What this then means is that Platform Engineering's value extends to an intersectional capability which empowers feature teams to be lean and focused.6

Manifesting a Product Platform

More concretely, a platform team will create a product platform as a direct manifestation of its larger value. This is an interface developed as a product and consumed by other teams.

As Jack Danger puts it, in his essay on small-data engineering work:

Building a platform that allows you to rapidly compose new products for your existing customers is merely the small matter of creating interfaces that perform valuable product operations. Imagine a hundred single-purpose APIs in your system that allow you to move money, sign up customers, list resources belonging to those customers, etc. all encapsulated such that you can use each one in isolation.

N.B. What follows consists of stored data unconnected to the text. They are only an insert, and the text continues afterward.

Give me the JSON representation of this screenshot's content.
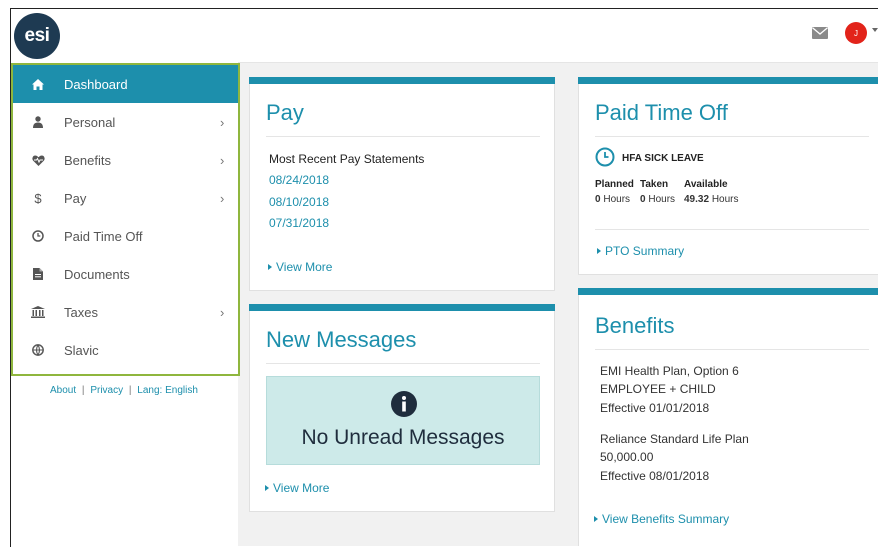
{
  "header": {
    "logo_text": "esi",
    "avatar_initial": "J",
    "icons": {
      "mail": "mail-icon",
      "chevron": "chevron-down-icon"
    }
  },
  "sidebar": {
    "items": [
      {
        "label": "Dashboard",
        "icon": "home-icon",
        "active": true,
        "has_submenu": false
      },
      {
        "label": "Personal",
        "icon": "user-icon",
        "active": false,
        "has_submenu": true
      },
      {
        "label": "Benefits",
        "icon": "heart-icon",
        "active": false,
        "has_submenu": true
      },
      {
        "label": "Pay",
        "icon": "dollar-icon",
        "active": false,
        "has_submenu": true
      },
      {
        "label": "Paid Time Off",
        "icon": "clock-icon",
        "active": false,
        "has_submenu": false
      },
      {
        "label": "Documents",
        "icon": "document-icon",
        "active": false,
        "has_submenu": false
      },
      {
        "label": "Taxes",
        "icon": "bank-icon",
        "active": false,
        "has_submenu": true
      },
      {
        "label": "Slavic",
        "icon": "globe-icon",
        "active": false,
        "has_submenu": false
      }
    ],
    "chevron_glyph": "›"
  },
  "footer": {
    "about": "About",
    "privacy": "Privacy",
    "lang": "Lang: English",
    "sep": "|"
  },
  "pay": {
    "title": "Pay",
    "subtitle": "Most Recent Pay Statements",
    "statements": [
      "08/24/2018",
      "08/10/2018",
      "07/31/2018"
    ],
    "view_more": "View More"
  },
  "messages": {
    "title": "New Messages",
    "empty_text": "No Unread Messages",
    "view_more": "View More"
  },
  "pto": {
    "title": "Paid Time Off",
    "plan_name": "HFA SICK LEAVE",
    "col_planned": "Planned",
    "col_taken": "Taken",
    "col_available": "Available",
    "planned_value": "0",
    "taken_value": "0",
    "available_value": "49.32",
    "hours_unit": "Hours",
    "summary_link": "PTO Summary"
  },
  "benefits": {
    "title": "Benefits",
    "plans": [
      {
        "line1": "EMI Health Plan, Option 6",
        "line2": "EMPLOYEE + CHILD",
        "line3": "Effective 01/01/2018"
      },
      {
        "line1": "Reliance Standard Life Plan",
        "line2": "50,000.00",
        "line3": "Effective 08/01/2018"
      }
    ],
    "summary_link": "View Benefits Summary"
  },
  "colors": {
    "accent": "#1d8fac",
    "sidebar_outline": "#8fb63e",
    "logo_bg": "#1e3a52",
    "avatar_bg": "#e2231a",
    "empty_message_bg": "#cdeae9"
  }
}
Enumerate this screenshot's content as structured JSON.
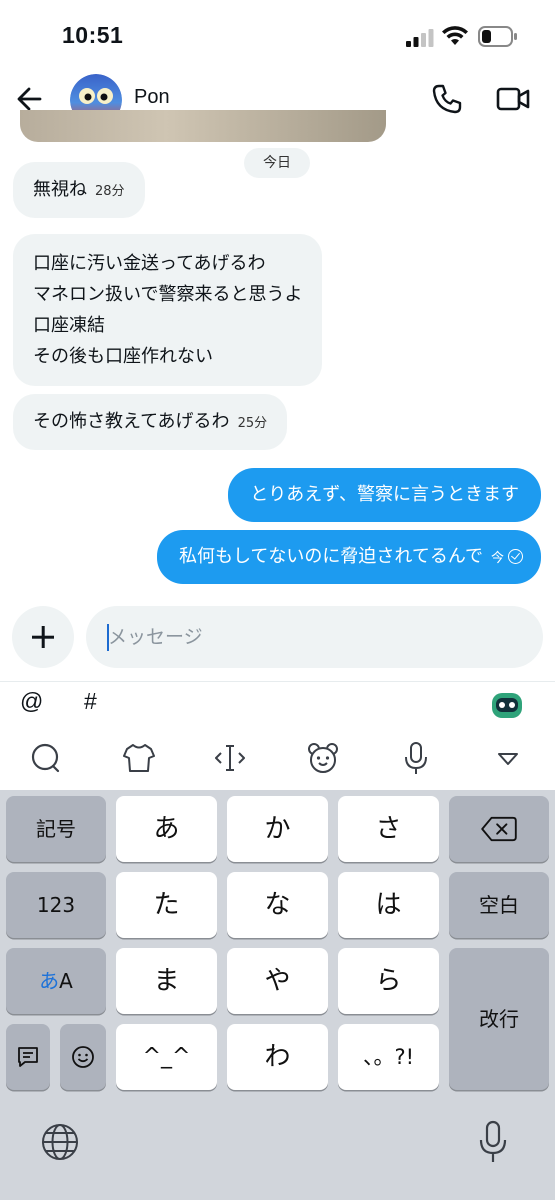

Creating those APIs will allow product engineers to build products quickly on top of them, while folks working on the underlying platform carefully move data around behind the APIs. The two tracks of work don’t need to be coordinated — the API gives us a decoupling.

The key idea here is that feature teams leverage an interface, i.e. a product, built as a product platform. Importantly, this interface also provides an abstraction which means product work can be decoupled from work on the foundational platform. Such a platform, itself a product, is the higher order value Platform Engineering delivers.

Multiplier of Multipliers

Of note here is that platform teams are elevating the work of other engineering teams. As software engineers, we possess a skill set that is exceptionally potent because of the multiplicative effect software can deliver. Platform Engineering, when executed well, is capable of exponential increases in engineering velocity.

Early on, you might expect a platform team to deliver tooling around things like continuous integration. But relegating it to just tooling leaves significant value on the table.

A key point to understand, when comparing to adjacent domains, is that high leverage platform work encompasses the holistic system and eschews artificial domain boundaries which other teams might necessarily construct.

A higher order output of such teams is something we call a product platform: an interface and abstraction upon which other teams can build quickly and confidently.

In total, Platform Engineering offers us a function to leverage engineering in ever more efficient and impactful ways which directly drive strong business outcomes.

Footnotes

  1. Some noteworthy examples from my own career include seven figures (~30%) reduction in cloud costs via holistic system refactors and ~6x ARR uplift built on a product platform.

  2. And to be clear, infrastructure engineering is its own discipline. While it's tempting to conflate everything and call it "DevOps", this is not the kind of Platform Engineering I'm describing here.

  3. Platform Engineers come from all sorts of backgrounds. Some will have started as frontend engineers while others may have been sysadmins in prior roles. However the methodology should be the same: Use software to address the domain.

  4. It's worth noting that with or without attendance to this, the system will continue to evolve. Over time, this becomes a technical debt varietal.

  5. In a way, this is "full stack" engineering in its truest sense. Perhaps we might say "full stack systems engineering".